Lectures 2-3: Plasticity in/of Philosophy
These lectures will continue the discussion of Malabou's concept of plasticity in relation to her remarkable debut work on Hegel as well as (time permitting) her reflections on the works of Martin Heidegger. As well as offering all kinds of insights into such things as the Aristotelian connection between habit and ethics and the hostility towards Hegel's theological concepts among many of the great 20th century Christian theologians, Malabou's The Future of Hegel offers an ingenious interpretation not only of how one might read Hegel in the twenty-first century, but also how the philosopher frequently thought of as the thinker of the 'end of history' might, in defiance of his reputation, actually turn out to be the classical philosopher best equipped to help us think the very idea of the future.
This lecture will explore Malabou’s ideas about the relationship between psychoanalysis and neuroplasticity, particularly focusing on her discussion of trauma, cerebral wounds "destructive plasticity" and the forms of mental, psychological and physical suffering that she associates with (what she calls) "the new wounded".
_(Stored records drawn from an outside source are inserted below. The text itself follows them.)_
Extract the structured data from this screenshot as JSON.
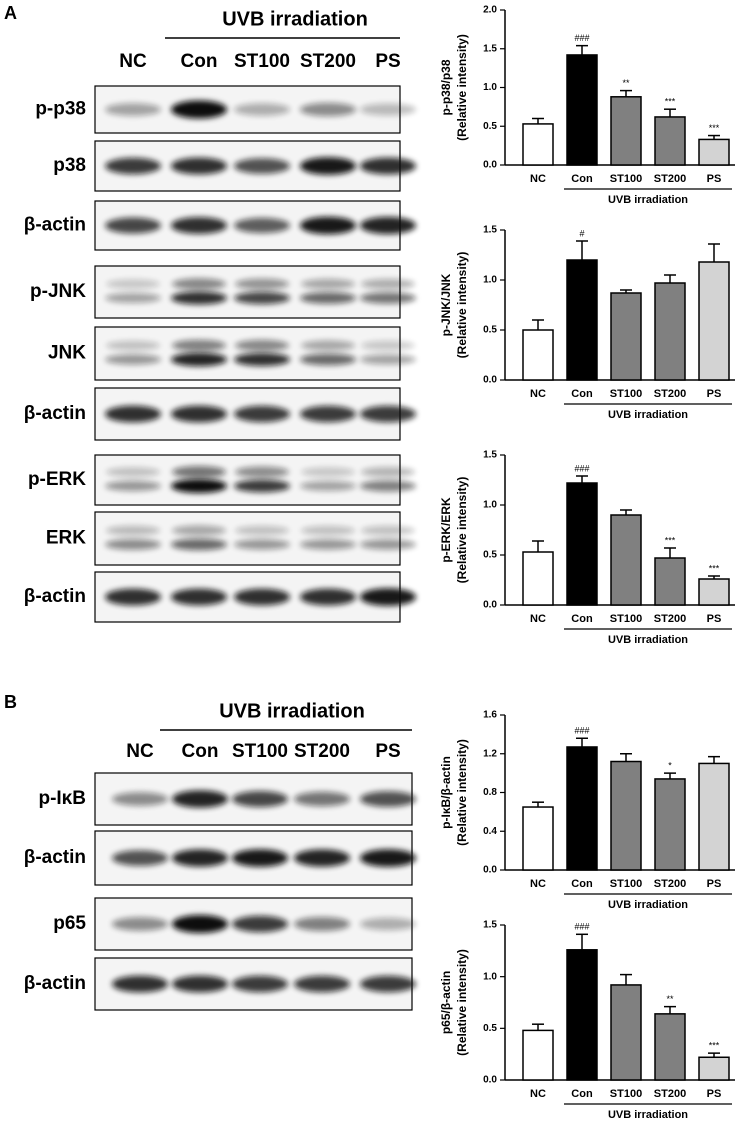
{
  "blots": [
    {
      "panel": "A",
      "header": "UVB irradiation",
      "lanes": [
        "NC",
        "Con",
        "ST100",
        "ST200",
        "PS"
      ],
      "rows": [
        "p-p38",
        "p38",
        "β-actin",
        "p-JNK",
        "JNK",
        "β-actin",
        "p-ERK",
        "ERK",
        "β-actin"
      ]
    },
    {
      "panel": "B",
      "header": "UVB irradiation",
      "lanes": [
        "NC",
        "Con",
        "ST100",
        "ST200",
        "PS"
      ],
      "rows": [
        "p-IκB",
        "β-actin",
        "p65",
        "β-actin"
      ]
    }
  ],
  "chart_data": [
    {
      "type": "bar",
      "ylabel": [
        "p-p38/p38",
        "(Relative intensity)"
      ],
      "xlabel": "UVB irradiation",
      "categories": [
        "NC",
        "Con",
        "ST100",
        "ST200",
        "PS"
      ],
      "values": [
        0.53,
        1.42,
        0.88,
        0.62,
        0.33
      ],
      "errors": [
        0.07,
        0.12,
        0.08,
        0.1,
        0.05
      ],
      "annotations": [
        null,
        "###",
        "**",
        "***",
        "***"
      ],
      "colors": [
        "#ffffff",
        "#000000",
        "#808080",
        "#808080",
        "#d3d3d3"
      ],
      "ylim": [
        0,
        2
      ],
      "yticks": [
        {
          "value": 0,
          "label": "0.0"
        },
        0.5,
        {
          "value": 1,
          "label": "1.0"
        },
        1.5,
        {
          "value": 2,
          "label": "2.0"
        }
      ]
    },
    {
      "type": "bar",
      "ylabel": [
        "p-JNK/JNK",
        "(Relative intensity)"
      ],
      "xlabel": "UVB irradiation",
      "categories": [
        "NC",
        "Con",
        "ST100",
        "ST200",
        "PS"
      ],
      "values": [
        0.5,
        1.2,
        0.87,
        0.97,
        1.18
      ],
      "errors": [
        0.1,
        0.19,
        0.03,
        0.08,
        0.18
      ],
      "annotations": [
        null,
        "#",
        null,
        null,
        null
      ],
      "colors": [
        "#ffffff",
        "#000000",
        "#808080",
        "#808080",
        "#d3d3d3"
      ],
      "ylim": [
        0,
        1.5
      ],
      "yticks": [
        {
          "value": 0,
          "label": "0.0"
        },
        0.5,
        {
          "value": 1,
          "label": "1.0"
        },
        1.5
      ]
    },
    {
      "type": "bar",
      "ylabel": [
        "p-ERK/ERK",
        "(Relative intensity)"
      ],
      "xlabel": "UVB irradiation",
      "categories": [
        "NC",
        "Con",
        "ST100",
        "ST200",
        "PS"
      ],
      "values": [
        0.53,
        1.22,
        0.9,
        0.47,
        0.26
      ],
      "errors": [
        0.11,
        0.07,
        0.05,
        0.1,
        0.03
      ],
      "annotations": [
        null,
        "###",
        null,
        "***",
        "***"
      ],
      "colors": [
        "#ffffff",
        "#000000",
        "#808080",
        "#808080",
        "#d3d3d3"
      ],
      "ylim": [
        0,
        1.5
      ],
      "yticks": [
        {
          "value": 0,
          "label": "0.0"
        },
        0.5,
        {
          "value": 1,
          "label": "1.0"
        },
        1.5
      ]
    },
    {
      "type": "bar",
      "ylabel": [
        "p-IκB/β-actin",
        "(Relative intensity)"
      ],
      "xlabel": "UVB irradiation",
      "categories": [
        "NC",
        "Con",
        "ST100",
        "ST200",
        "PS"
      ],
      "values": [
        0.65,
        1.27,
        1.12,
        0.94,
        1.1
      ],
      "errors": [
        0.05,
        0.09,
        0.08,
        0.06,
        0.07
      ],
      "annotations": [
        null,
        "###",
        null,
        "*",
        null
      ],
      "colors": [
        "#ffffff",
        "#000000",
        "#808080",
        "#808080",
        "#d3d3d3"
      ],
      "ylim": [
        0,
        1.6
      ],
      "yticks": [
        {
          "value": 0,
          "label": "0.0"
        },
        0.4,
        0.8,
        1.2,
        1.6
      ]
    },
    {
      "type": "bar",
      "ylabel": [
        "p65/β-actin",
        "(Relative intensity)"
      ],
      "xlabel": "UVB irradiation",
      "categories": [
        "NC",
        "Con",
        "ST100",
        "ST200",
        "PS"
      ],
      "values": [
        0.48,
        1.26,
        0.92,
        0.64,
        0.22
      ],
      "errors": [
        0.06,
        0.15,
        0.1,
        0.07,
        0.04
      ],
      "annotations": [
        null,
        "###",
        null,
        "**",
        "***"
      ],
      "colors": [
        "#ffffff",
        "#000000",
        "#808080",
        "#808080",
        "#d3d3d3"
      ],
      "ylim": [
        0,
        1.5
      ],
      "yticks": [
        {
          "value": 0,
          "label": "0.0"
        },
        0.5,
        {
          "value": 1,
          "label": "1.0"
        },
        1.5
      ]
    }
  ]
}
Lecture 5 will continue with the theme of "destructive plasticity" (and the new wounded), but will also append a discussion of Malabou's short, recent book The Ontology of the Accident. In addition, I hope to conclude with a discussion of Malabou's recent work Changing Difference, a book which, as well as continuing her meditations on plasticity, also involves a feminist critique of anti-essentialist discourses on gender as well as reflections on the situation of being a woman in philosophy.
Difficulty Level: Intermediate
The course will not assume any prior knowledge of Malabou's work and is not intended for people already familiar with her corpus. However, as with the majority of MSCP subjects, the 10-hour lecture format will require a fairly brisk pace through the material. As a result, some knowledge of European philosophy (for example, having attended at least one other MSCP course and/or some undergraduate study in philosophy will be helpful if not absolutely necessary to an understanding of this material. At the same time, enthusiastic or curious beginners will not be turned away!
Catherine Malabou, What Should we do with Our Brain? trans. Sebastian Rand, New York: Fordham University, 2008
Catherine Malabou, Plasticity at the Dusk of Writing trans. Carolyn Shead, New York: Columbia University Press, 2010
For students on a budget, I should note that (necessarily limited for Copyright reasons)) selections from both text will be uploaded to the course's box.com account. In addition, if only one of the two texts can be obtained I suggest the first over the second. Extracts from The Future of Hegel, will also be uploaded to the course's readings folder.
Justin Clemens "The Age of Plastic; or, Catherine Malabou on the Hegelian Futures Market" in Cosmos and History: The Journal of Natural and Social Philosophy,Vol 6, No 1 (2010)
Additional Secondary Readings may be uploaded later in proceedings.